Embedded in nearly every quality or regulatory project for Clarkston is a focus on foundational data integrity principles to not only prevent deficiencies but to encourage a culture of data integrity. With that in mind, this blog series will explore some of the basic definitions, benefits, and approaches to maintaining data integrity, irrespective of the size or type of drug or medical device manufacturer.
Of the 46 warning letters sent by the Food and Drug Administration (FDA) to drug manufacturers for the 2016 fiscal year, a staggering 79% were related to data integrity. Considering that data integrity issues accounted for just 26% of warning letters in the 2013 fiscal year, it’s clear where the FDA is focusing their time and resources.
Scanning recent headlines from this month alone even further illuminates this focus by the FDA:
- FDA Warns Megafine Over Data Integrity Violations at Second Facility
- Data integrity and aseptic issues land Wockhardt with FDA warning
- FDA Warns API Manufacturer about Quality and Data Integrity Issues
As a means for mitigating further data integrity issues, the agency published draft guidance on the matter in 2016. The draft guidance, Data Integrity and Compliance with cGMP, was developed expressly “to clarify the role of data integrity in current good manufacturing practice (cGMP) for drugs.”
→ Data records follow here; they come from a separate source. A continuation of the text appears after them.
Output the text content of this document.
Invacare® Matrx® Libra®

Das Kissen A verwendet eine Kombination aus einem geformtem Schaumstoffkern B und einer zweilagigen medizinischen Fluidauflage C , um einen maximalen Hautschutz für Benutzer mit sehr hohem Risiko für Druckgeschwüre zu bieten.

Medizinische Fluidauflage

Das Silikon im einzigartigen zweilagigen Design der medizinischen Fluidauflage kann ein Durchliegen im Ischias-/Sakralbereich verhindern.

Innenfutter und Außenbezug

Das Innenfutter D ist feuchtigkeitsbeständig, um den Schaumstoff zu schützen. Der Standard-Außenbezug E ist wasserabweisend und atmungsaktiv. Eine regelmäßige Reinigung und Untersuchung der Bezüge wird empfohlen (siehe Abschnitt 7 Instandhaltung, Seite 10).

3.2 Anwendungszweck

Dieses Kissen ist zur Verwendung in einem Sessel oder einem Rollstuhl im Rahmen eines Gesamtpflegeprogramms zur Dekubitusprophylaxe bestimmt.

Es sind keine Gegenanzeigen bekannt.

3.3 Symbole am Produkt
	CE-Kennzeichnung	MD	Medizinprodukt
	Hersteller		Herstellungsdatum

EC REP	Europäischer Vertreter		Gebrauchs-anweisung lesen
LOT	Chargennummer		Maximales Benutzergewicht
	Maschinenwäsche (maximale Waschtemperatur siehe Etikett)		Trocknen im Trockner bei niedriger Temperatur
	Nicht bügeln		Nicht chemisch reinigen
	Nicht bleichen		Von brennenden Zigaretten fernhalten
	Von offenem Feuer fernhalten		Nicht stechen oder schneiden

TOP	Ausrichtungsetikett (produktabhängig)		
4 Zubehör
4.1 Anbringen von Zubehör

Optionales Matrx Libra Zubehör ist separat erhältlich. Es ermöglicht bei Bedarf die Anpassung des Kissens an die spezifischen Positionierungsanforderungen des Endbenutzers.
The FDA’s question and answer guide focuses on data integrity lapses and definitions of key terms. The agency’s final report will reflect the current thinking and recommendations of the FDA for data integrity and cGMP compliance. Until the final report is published, drug manufacturers are encouraged to manage data integrity based on their own understanding, needs, and objectives.
So….what is data integrity?
Data integrity is the assurance that data records are accurate, complete, consistent, intact and maintained within their original context, including their relationship to other data records. This definition applies to data recorded in electronic and paper formats or a hybrid of both.
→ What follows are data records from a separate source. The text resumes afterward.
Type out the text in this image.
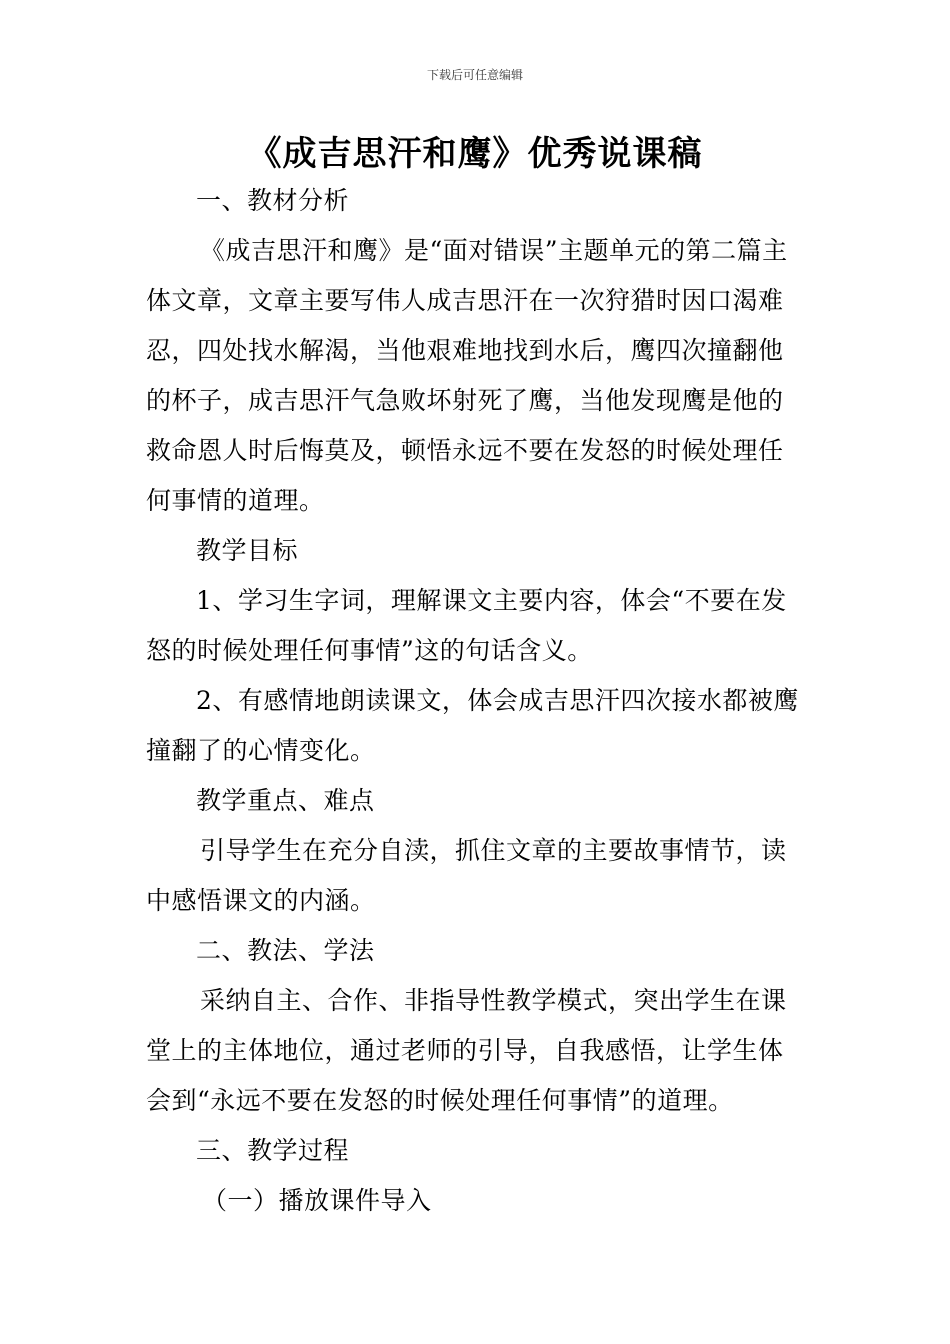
下载后可任意编辑
《成吉思汗和鹰》优秀说课稿

一、教材分析

《成吉思汗和鹰》是“面对错误”主题单元的第二篇主体文章，文章主要写伟人成吉思汗在一次狩猎时因口渴难忍，四处找水解渴，当他艰难地找到水后，鹰四次撞翻他的杯子，成吉思汗气急败坏射死了鹰，当他发现鹰是他的救命恩人时后悔莫及，顿悟永远不要在发怒的时候处理任何事情的道理。

教学目标

1、学习生字词，理解课文主要内容，体会“不要在发怒的时候处理任何事情”这的句话含义。

2、有感情地朗读课文，体会成吉思汗四次接水都被鹰撞翻了的心情变化。

教学重点、难点

引导学生在充分自渎，抓住文章的主要故事情节，读中感悟课文的内涵。

二、教法、学法

采纳自主、合作、非指导性教学模式，突出学生在课堂上的主体地位，通过老师的引导，自我感悟，让学生体会到“永远不要在发怒的时候处理任何事情”的道理。

三、教学过程

（一）播放课件导入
A data record is like any legal contract. A contract is valid only if all the pages of the document are complete and legible, contain the required, authentic signatures and properly state the terms and conditions.
In this sense, integrity denotes validity. Ensuring data integrity means protecting original data from accidental or intentional modification, falsification or even deletion, which is the key to reliable and trustworthy records that will withstand scrutiny during regulatory inspections. According to the FDA, data integrity is the requirement for complete, consistent, and accurate data throughout cGMP.
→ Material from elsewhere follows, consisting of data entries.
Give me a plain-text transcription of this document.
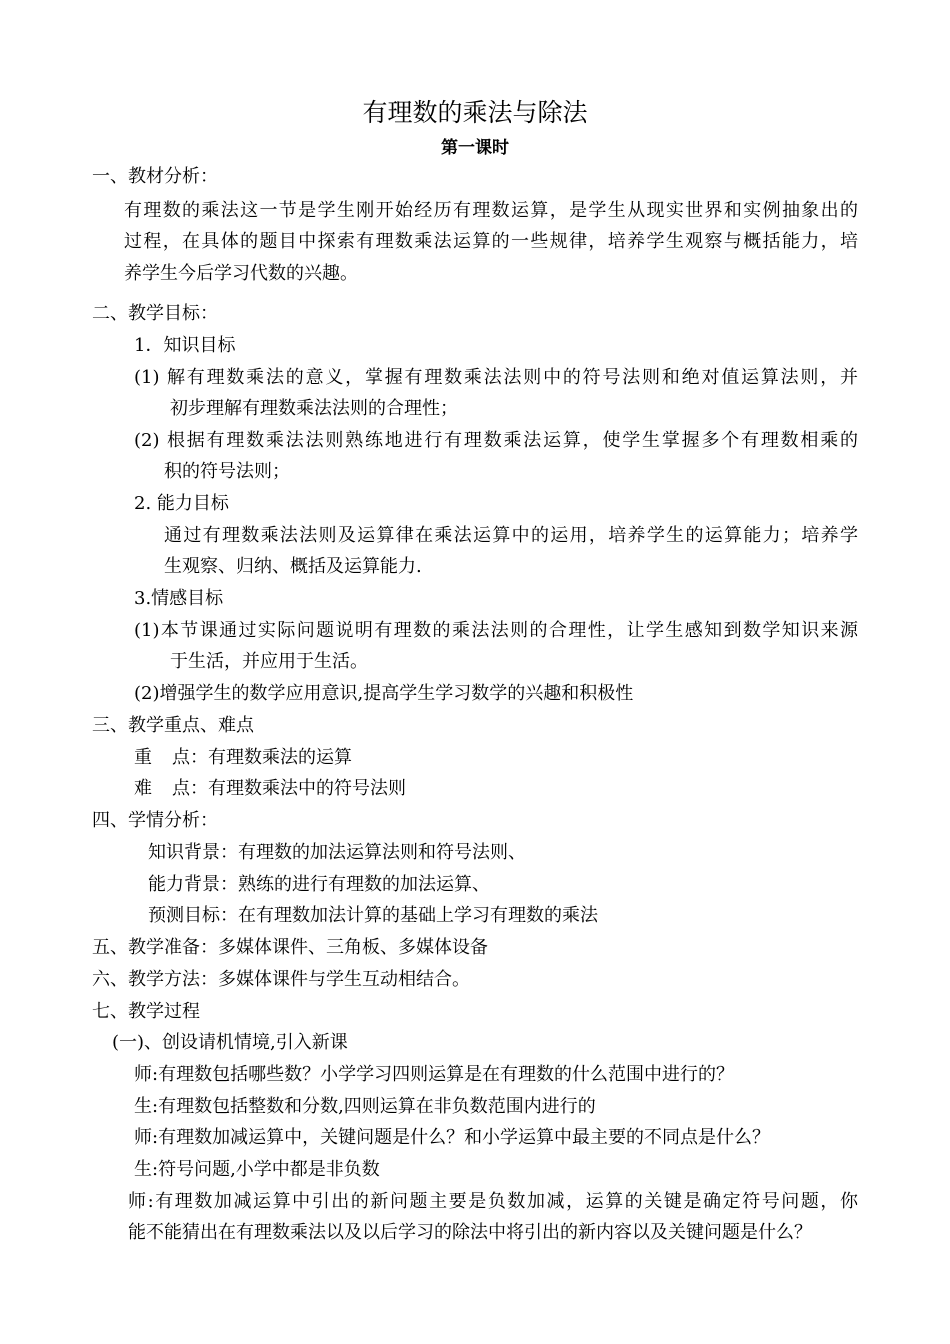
有理数的乘法与除法
第一课时
一、教材分析：
有理数的乘法这一节是学生刚开始经历有理数运算，是学生从现实世界和实例抽象出的
过程，在具体的题目中探索有理数乘法运算的一些规律，培养学生观察与概括能力，培
养学生今后学习代数的兴趣。
二、教学目标：
1．知识目标
(1) 解有理数乘法的意义，掌握有理数乘法法则中的符号法则和绝对值运算法则，并
初步理解有理数乘法法则的合理性；
(2) 根据有理数乘法法则熟练地进行有理数乘法运算，使学生掌握多个有理数相乘的
积的符号法则；
2. 能力目标
通过有理数乘法法则及运算律在乘法运算中的运用，培养学生的运算能力；培养学
生观察、归纳、概括及运算能力.
3.情感目标
(1)本节课通过实际问题说明有理数的乘法法则的合理性，让学生感知到数学知识来源
于生活，并应用于生活。
(2)增强学生的数学应用意识,提高学生学习数学的兴趣和积极性
三、教学重点、难点
重点：有理数乘法的运算
难点：有理数乘法中的符号法则
四、学情分析：
知识背景：有理数的加法运算法则和符号法则、
能力背景：熟练的进行有理数的加法运算、
预测目标：在有理数加法计算的基础上学习有理数的乘法
五、教学准备：多媒体课件、三角板、多媒体设备
六、教学方法：多媒体课件与学生互动相结合。
七、教学过程
(一)、创设请机情境,引入新课
师:有理数包括哪些数？小学学习四则运算是在有理数的什么范围中进行的？
生:有理数包括整数和分数,四则运算在非负数范围内进行的
师:有理数加减运算中，关键问题是什么？和小学运算中最主要的不同点是什么？
生:符号问题,小学中都是非负数
师:有理数加减运算中引出的新问题主要是负数加减，运算的关键是确定符号问题，你
能不能猜出在有理数乘法以及以后学习的除法中将引出的新内容以及关键问题是什么？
The FDA uses the acronym ALCOA (Attributable, Legible, Contemporaneous, Original, and Accurate) as a guideline for compliance. However, it’s not just the record itself which must meet these standards but also the metadata must meet standards. Metadata is any data that describes the attributes of other data, providing context and meaning. Drug manufacturers must also have procedures related to document and systems backup.
Benefits of Trust with the FDA
Lapses in data integrity are likely to obscure other problems. The current good manufacturing practice rules are the minimum requirements drug companies must meet during the manufacturing process. Data integrity underpins CGMP and therefore is a leading indicator to the FDA of other issues. There are significant opportunities in ensuring data integrity, particularly with quality data, to help companies remain compliant.
Drug companies with highly controlled manufacturing processes have the potential to be inspected less often when they demonstrate controlled processes with a standardized set of quality metrics. High functioning, quality-centric organizations can use the FDA guidance on quality metrics as an impetus for addressing challenges that plague even the most highly-evolved organizations to promote responsible practices.